Entsprechend gross ist der Frust bei einigen Anhängern des Vizemeisters, die ihren gesamten Frust nur Sekunden nach Heftis Bekanntgabe des Wechsels auf der Social-Media-Plattform Instagram über dem Goldacher ergiessen. Der Tenor: Hefti sei ein Verräter, eine Ratte, er laufe nur dem Geld nach, habe den FC St.Gallen nie geliebt.

Mit Verlaub: Dieses Bashing geht auf keine Kuhhaut! Wenn ein Spieler in den letzten Jahren die Espen verkörpert und für den Club auch in schwierigen Zeiten identifikationsstiftend war, dann wohl Hefti.

Hefti stand immer da

Zu gut sind die Zeiten noch in Erinnerung, als der FC St.Gallen unter Joe Zinnbauer dem Abstieg in die Challenge League entgegenschlingerte und sich kaum ein Spieler nach dem Schlusspfiff für ein Statement zur Verfügung stellen wollte. Hefti aber stand immer da. Er hat in Krisenzeiten erst gelernt, Interviews zu geben und den Frust der Fans über eine Niederlage zu lindern, indem ihm der Ärger über ebendiese stets ins Gesicht geschrieben stand.

Und natürlich hat Hefti selber auch viel profitiert von seiner Zeit im grün-weissen Dress. Nach seinem Super-League-Debüt als 17-Jähriger unter Zinnbauer wurde er unter Giorgio Contini zum Innenverteidiger umfunktioniert, eine Position, die ihm zwar nicht wirklich zusagte, die er aber ohne Aufmucken bekleidete.

Es war jene Zeit, in der vermeintliche Experten voreilig schlussfolgerten, Heftis Karriere würde stagnieren und den grossen Vorschuss-Lorbeeren nicht gerecht werden.
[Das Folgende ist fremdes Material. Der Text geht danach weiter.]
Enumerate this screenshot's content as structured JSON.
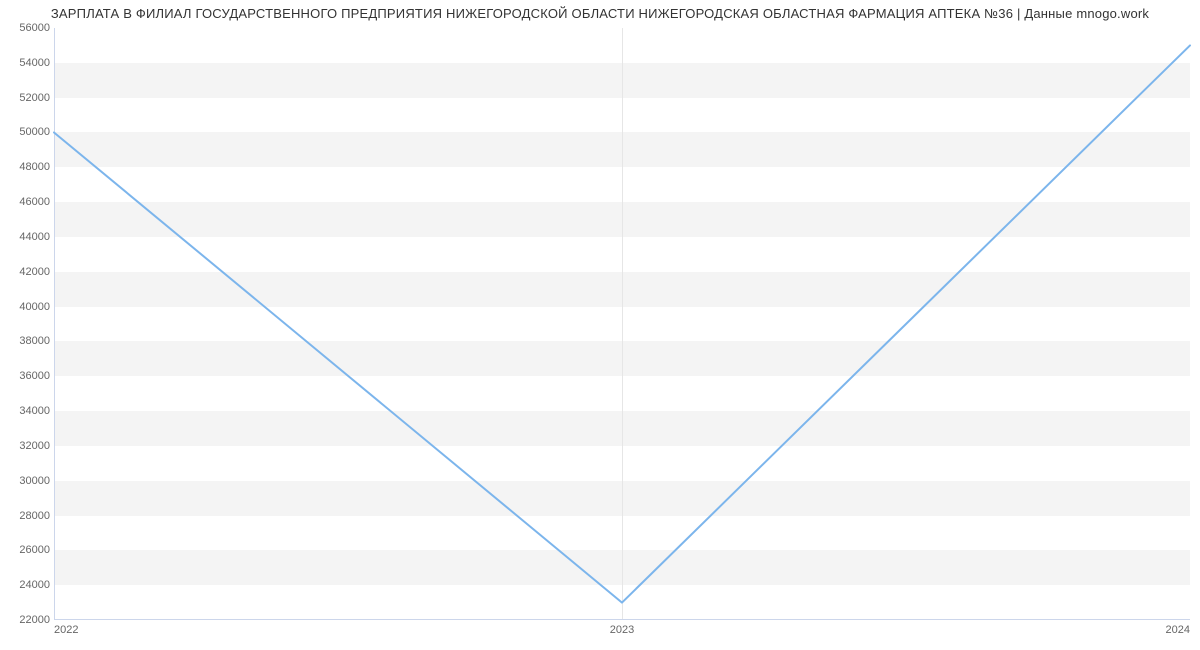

Er ging nicht beim erstbesten Angebot

Was haben sich diese Experten getäuscht! Unter Peter Zeidler blühte Silvan Hefti erst richtig auf, er stand in der letzten Saison in 34 von 36 Spielen in der Startelf, riss diese junge, unerschrockene Mannschaft immer wieder von Neuem mit und überzeugte auch mit bis dahin nicht gekannten technischen Fertigkeiten.

Dass er dafür mit zahlreichen Angeboten belohnt werden würde, versteht sich von selbst. Und: Unbestätigten Gerüchten zufolge soll der FC St.Gallen sein Eigengewächs unter Präsident Stefan Hernandez einst Vereinen aus ganz Europa feilgeboten haben, um die Clubkasse aufzubessern.

Doch Silvan Hefti ging nicht beim erstbesten Angebot. Vielmehr verlässt er einen nun erfolgreichen FC St.Gallen, nachdem er persönlich schwierige Zeiten überstanden und sich eindrücklich nahe an ein Aufgebot für die Schweizer Nationalmannschaft herangekämpft hatte.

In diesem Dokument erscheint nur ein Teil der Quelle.